Kim has been a stalworth supporter and cheerleader, exceptional forest school mentor and community champion. She offered to etransfer me the funds for the prints and I casually waved my hand; we would figure something out. Later on, she reminded me that she still owed me for the prints and I suggested something in exchange if she had anything else to share.
Lo and behold, when I dropped my son off this morning for school, she handed me a box filled with eggs from her hens, garlic from their garden, honey from their hives, a beeswax candle, and homemade soap. Unpacking them when I got back home, I was brought to tears with her generosity. Her gift was worth so much more than the dollar amount of the prints.
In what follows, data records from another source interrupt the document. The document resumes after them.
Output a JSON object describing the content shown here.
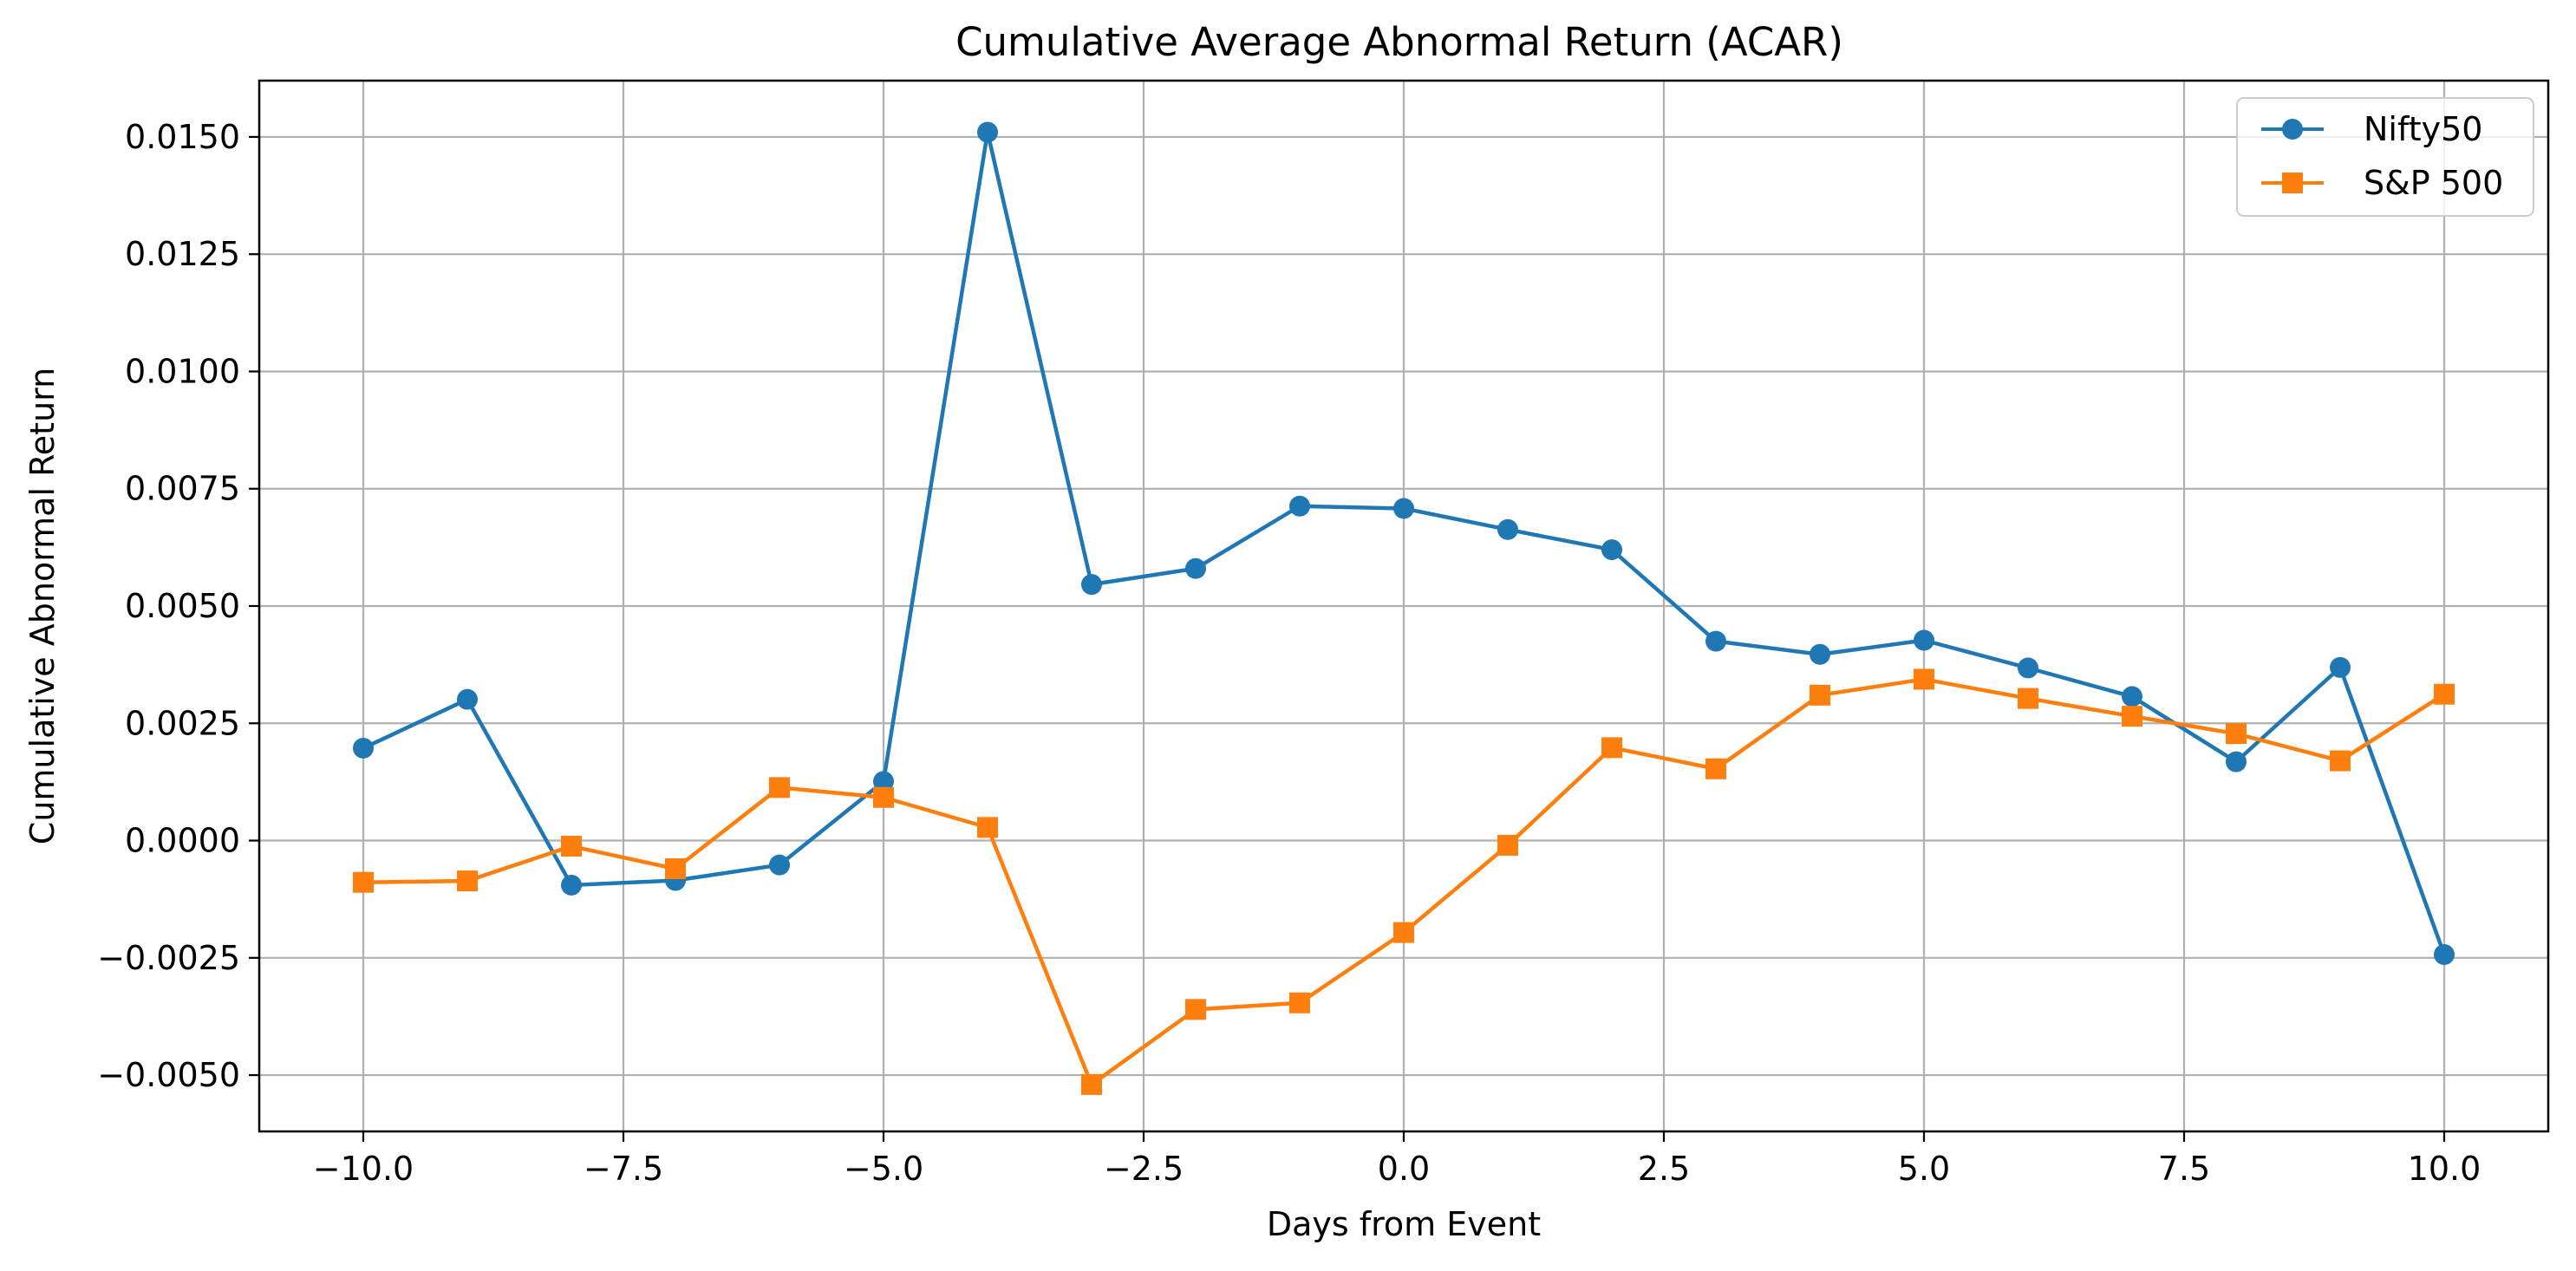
{
  "chart_data": {
    "type": "line",
    "title": "Cumulative Average Abnormal Return (ACAR)",
    "xlabel": "Days from Event",
    "ylabel": "Cumulative Abnormal Return",
    "xlim": [
      -11.0,
      11.0
    ],
    "ylim": [
      -0.0062,
      0.0162
    ],
    "xticks": [
      -10.0,
      -7.5,
      -5.0,
      -2.5,
      0.0,
      2.5,
      5.0,
      7.5,
      10.0
    ],
    "xtick_labels": [
      "−10.0",
      "−7.5",
      "−5.0",
      "−2.5",
      "0.0",
      "2.5",
      "5.0",
      "7.5",
      "10.0"
    ],
    "yticks": [
      -0.005,
      -0.0025,
      0.0,
      0.0025,
      0.005,
      0.0075,
      0.01,
      0.0125,
      0.015
    ],
    "ytick_labels": [
      "−0.0050",
      "−0.0025",
      "0.0000",
      "0.0025",
      "0.0050",
      "0.0075",
      "0.0100",
      "0.0125",
      "0.0150"
    ],
    "grid": true,
    "legend_position": "top-right",
    "x": [
      -10,
      -9,
      -8,
      -7,
      -6,
      -5,
      -4,
      -3,
      -2,
      -1,
      0,
      1,
      2,
      3,
      4,
      5,
      6,
      7,
      8,
      9,
      10
    ],
    "series": [
      {
        "name": "Nifty50",
        "color": "#1f77b4",
        "marker": "circle",
        "values": [
          0.00197,
          0.00301,
          -0.00095,
          -0.00085,
          -0.00052,
          0.00126,
          0.0151,
          0.00546,
          0.0058,
          0.00713,
          0.00708,
          0.00663,
          0.0062,
          0.00425,
          0.00397,
          0.00427,
          0.00368,
          0.00307,
          0.00168,
          0.00369,
          -0.00243
        ]
      },
      {
        "name": "S&P 500",
        "color": "#ff7f0e",
        "marker": "square",
        "values": [
          -0.00089,
          -0.00086,
          -0.00012,
          -0.0006,
          0.00113,
          0.00092,
          0.00028,
          -0.0052,
          -0.0036,
          -0.00346,
          -0.00196,
          -0.0001,
          0.00198,
          0.00153,
          0.0031,
          0.00344,
          0.00303,
          0.00265,
          0.00228,
          0.0017,
          0.00312
        ]
      }
    ]
  }
}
Will honey and eggs pay my bills? No, I know they won’t. But gift giving isn’t in opposition to earning money. It lives gently alongside, nudging at my heart when the weight of capitalism has me low. It reminds me that there is more to life than profit and that there are alternatives out there; easy alternatives that exist right now, here in the present, that we can tap into anytime we want to.
And what might happen if we grounded more and more of our exchange in this gift economy? What if more people started giving what they have, accepting what is offered and shared, instead of demanded a higher profit margin? What if these exchange networks grew to hundreds or thousands of people offering their goods and services in direct exchange for other goods and services? I know it might not be a perfect solution to other throw the system, but any step in the right direction feels like a damn good step to take for me.
“From the viewpoint of a private property economy, the "gift" is deemed to be "free" because we obtain it free of charge, at no cost. But in the gift economy, gifts are not free. The essence of the gift is that it creates a set of relationships. The currency of a gift economy is, at its root, reciprocity. In Western thinking, private land is understood to be a "bundle of rights," whereas in a gift economy property has a "bundle of responsibilities" attached.”
~ Robin Wall Kimmerer, Braiding Sweetgrass
I love alternative economy. My favorite way to go outside the retail world right now is FB marketplace.